I know, that sounds so ideal, but it has happened. She actually finished the food she insisted she didn't want to eat, because once she started eating, it was something she liked. Yesterday when she said she didn't want the can of pasta I opened for lunch, there was not even a blowup. I just advised her to eat a few bites and pretty soon the plate was clean.

Next time, we may be facing a replay of the removal from the table, but I think it won't be a constantly repeated exercise. I think by finding another way to deal with what is an emotional situation for her, we both learn. The emphasis is on both of us learning.

When I was a young mother, I was busy with so many things and managing so much other stress, that an uncooperative child was often the thing that pushed me over the top. Whether it was failing to pick up toys when asked to do so, or something really serious like dashing into a parking lot, a spanking was more about my inability to consider another option than it was about what they had done and their failure to mind. I cannot fault other people who face the same difficult situations and react the same way.

The additional level of maturity brought by age and experience and the degree of separation I have from my grandchildren's everyday needs is one of the reasons I'm able to negotiate my own emotional terrain a little more successfully. I don't have to worry about how I'm paying for the diapers on the baby's butt or the roof over their heads, all I have to focus on is their needs 8 hours a day. Surely I can be the mature one that long.

I think most grandparents likely go through that shift in their thinking, which may be one of the reasons people accuse their parents of loving their grandchildren more than their actual children. It's not that I let them get by with more, but that I manage how I react differently.

No, I'm not successful 100 percent of the time. Sometimes I react before taking that extra minute I need to be in control. Sometimes I catch myself just in time and turn what could have been a spanking into a "sit down and talk about what you did wrong." Sometimes I throw away the crayons, despite the fact they're screaming that they really will pick them up and not dump them out again, because I know even with their best intentions, tossing them is the only way I won't pick them up again. And sometimes their behavior is so over the top that a swat is the only way I've found to deal with it -- although I hope that will change over time as well.

So no, I don't want to be in the pro-spanking corner any more. I don't think the decline in our society is because we don't spank, it's because we don't take the time to do anything else either. We're working two or three jobs to make ends meet and buy our kids all the neat things they think they have to have when what they really need is more of us, more time to learn who they are instead of trying to be who their friends think they are, more conversation at the dinner table instead of texting or gaming, and more real learning instead of mindless homework just to pass a test.

It's easy to pass judgement and say if parents would just spank their kids like we were spanked, it would be better.

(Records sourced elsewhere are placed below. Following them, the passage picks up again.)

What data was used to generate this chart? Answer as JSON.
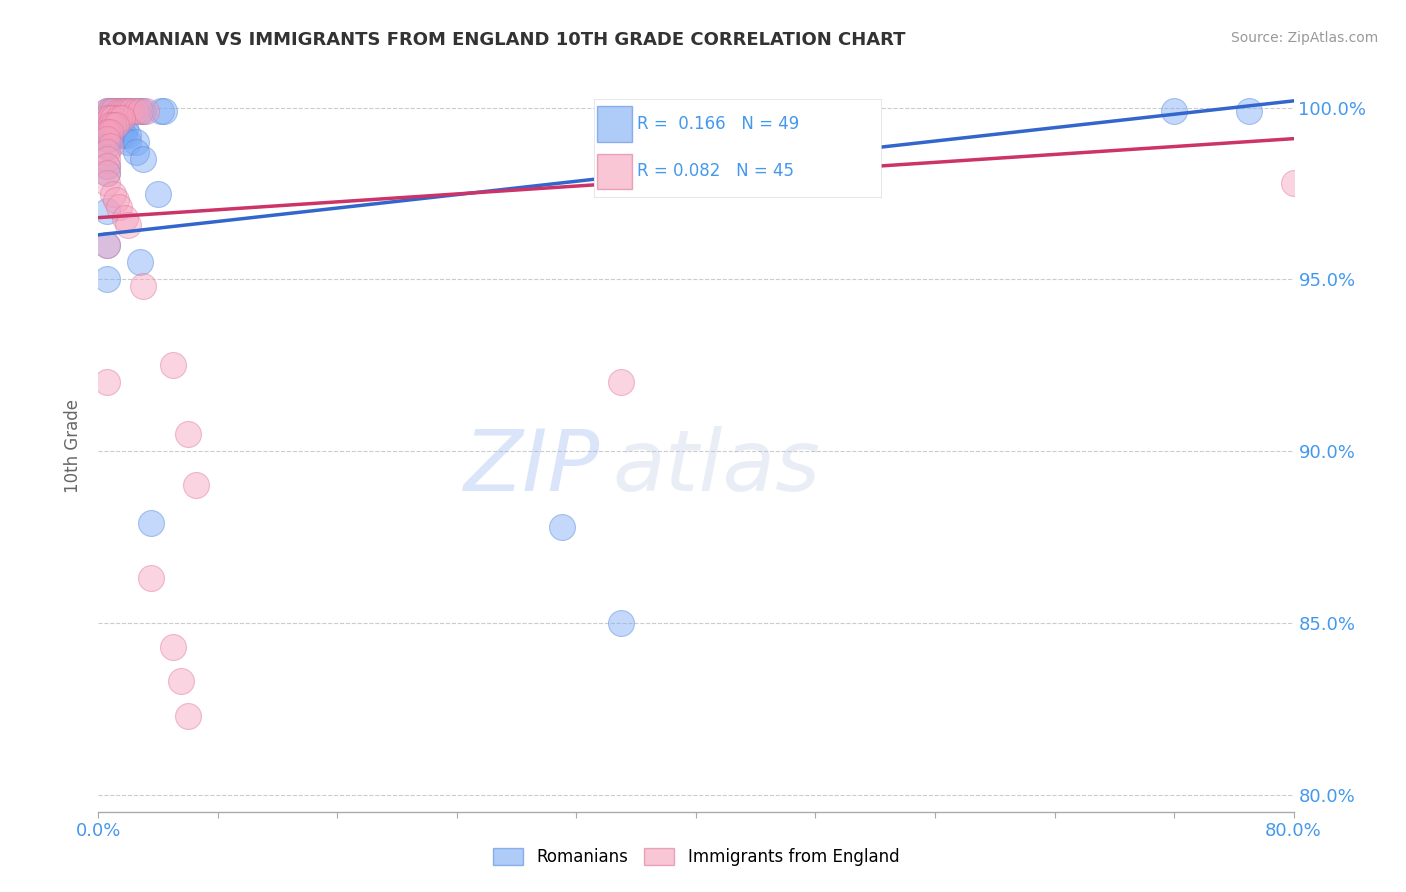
{
  "title": "ROMANIAN VS IMMIGRANTS FROM ENGLAND 10TH GRADE CORRELATION CHART",
  "source": "Source: ZipAtlas.com",
  "ylabel": "10th Grade",
  "xmin": 0.0,
  "xmax": 0.8,
  "ymin": 0.795,
  "ymax": 1.008,
  "yticks": [
    0.8,
    0.85,
    0.9,
    0.95,
    1.0
  ],
  "ytick_labels": [
    "80.0%",
    "85.0%",
    "90.0%",
    "95.0%",
    "100.0%"
  ],
  "xticks": [
    0.0,
    0.08,
    0.16,
    0.24,
    0.32,
    0.4,
    0.48,
    0.56,
    0.64,
    0.72,
    0.8
  ],
  "xtick_labels": [
    "0.0%",
    "",
    "",
    "",
    "",
    "",
    "",
    "",
    "",
    "",
    "80.0%"
  ],
  "legend_r_blue": "R =  0.166",
  "legend_n_blue": "N = 49",
  "legend_r_pink": "R = 0.082",
  "legend_n_pink": "N = 45",
  "watermark_zip": "ZIP",
  "watermark_atlas": "atlas",
  "blue_scatter": [
    [
      0.006,
      0.999
    ],
    [
      0.008,
      0.999
    ],
    [
      0.01,
      0.999
    ],
    [
      0.012,
      0.999
    ],
    [
      0.014,
      0.999
    ],
    [
      0.016,
      0.999
    ],
    [
      0.018,
      0.999
    ],
    [
      0.02,
      0.999
    ],
    [
      0.022,
      0.999
    ],
    [
      0.025,
      0.999
    ],
    [
      0.028,
      0.999
    ],
    [
      0.03,
      0.999
    ],
    [
      0.042,
      0.999
    ],
    [
      0.044,
      0.999
    ],
    [
      0.006,
      0.997
    ],
    [
      0.008,
      0.997
    ],
    [
      0.01,
      0.997
    ],
    [
      0.012,
      0.997
    ],
    [
      0.014,
      0.997
    ],
    [
      0.01,
      0.995
    ],
    [
      0.012,
      0.995
    ],
    [
      0.015,
      0.994
    ],
    [
      0.018,
      0.994
    ],
    [
      0.006,
      0.993
    ],
    [
      0.008,
      0.993
    ],
    [
      0.01,
      0.993
    ],
    [
      0.012,
      0.993
    ],
    [
      0.015,
      0.992
    ],
    [
      0.017,
      0.992
    ],
    [
      0.02,
      0.992
    ],
    [
      0.006,
      0.991
    ],
    [
      0.008,
      0.991
    ],
    [
      0.02,
      0.99
    ],
    [
      0.025,
      0.99
    ],
    [
      0.006,
      0.989
    ],
    [
      0.025,
      0.987
    ],
    [
      0.03,
      0.985
    ],
    [
      0.006,
      0.983
    ],
    [
      0.006,
      0.981
    ],
    [
      0.04,
      0.975
    ],
    [
      0.006,
      0.97
    ],
    [
      0.006,
      0.96
    ],
    [
      0.028,
      0.955
    ],
    [
      0.006,
      0.95
    ],
    [
      0.035,
      0.879
    ],
    [
      0.31,
      0.878
    ],
    [
      0.35,
      0.85
    ],
    [
      0.72,
      0.999
    ],
    [
      0.77,
      0.999
    ]
  ],
  "pink_scatter": [
    [
      0.006,
      0.999
    ],
    [
      0.008,
      0.999
    ],
    [
      0.01,
      0.999
    ],
    [
      0.014,
      0.999
    ],
    [
      0.016,
      0.999
    ],
    [
      0.018,
      0.999
    ],
    [
      0.02,
      0.999
    ],
    [
      0.022,
      0.999
    ],
    [
      0.025,
      0.999
    ],
    [
      0.028,
      0.999
    ],
    [
      0.032,
      0.999
    ],
    [
      0.006,
      0.997
    ],
    [
      0.008,
      0.997
    ],
    [
      0.01,
      0.997
    ],
    [
      0.014,
      0.997
    ],
    [
      0.016,
      0.997
    ],
    [
      0.008,
      0.995
    ],
    [
      0.01,
      0.995
    ],
    [
      0.012,
      0.995
    ],
    [
      0.006,
      0.993
    ],
    [
      0.008,
      0.993
    ],
    [
      0.006,
      0.991
    ],
    [
      0.008,
      0.989
    ],
    [
      0.006,
      0.987
    ],
    [
      0.006,
      0.985
    ],
    [
      0.006,
      0.983
    ],
    [
      0.006,
      0.981
    ],
    [
      0.006,
      0.978
    ],
    [
      0.01,
      0.975
    ],
    [
      0.012,
      0.973
    ],
    [
      0.014,
      0.971
    ],
    [
      0.018,
      0.968
    ],
    [
      0.02,
      0.966
    ],
    [
      0.006,
      0.96
    ],
    [
      0.03,
      0.948
    ],
    [
      0.05,
      0.925
    ],
    [
      0.006,
      0.92
    ],
    [
      0.06,
      0.905
    ],
    [
      0.065,
      0.89
    ],
    [
      0.035,
      0.863
    ],
    [
      0.05,
      0.843
    ],
    [
      0.055,
      0.833
    ],
    [
      0.06,
      0.823
    ],
    [
      0.35,
      0.92
    ],
    [
      0.8,
      0.978
    ]
  ],
  "blue_line_x": [
    0.0,
    0.8
  ],
  "blue_line_y": [
    0.963,
    1.002
  ],
  "pink_line_x": [
    0.0,
    0.8
  ],
  "pink_line_y": [
    0.968,
    0.991
  ],
  "blue_color": "#7aaaf5",
  "pink_color": "#f5a0bc",
  "blue_edge_color": "#5588dd",
  "pink_edge_color": "#dd7799",
  "blue_line_color": "#3366cc",
  "pink_line_color": "#cc3366",
  "title_color": "#333333",
  "axis_label_color": "#4499ee",
  "background_color": "#ffffff",
  "grid_color": "#cccccc"
}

But by and large, spanking was just a small part of the parenting process in which we were raised. Families and society have changed in radical ways and today's parents are still struggling to find the right balance without the easy guidelines that we had from our parents.

Instead of condemning parents who make the difficult choice not to spank, we need to be supportive and encourage them to find other ways to discipline and the time to make sure their children learn the lessons we seem to think were beat into us. We don't need to say a good spanking would fix that, because really, it won't.

Becoming a person who helps them understand life, like our parents and grandparents did in thousands of ways that are less memorable than the symbolic spanking will help change our children. Being yet another bully who forces them to do what we say through threats and violence isn't the answer.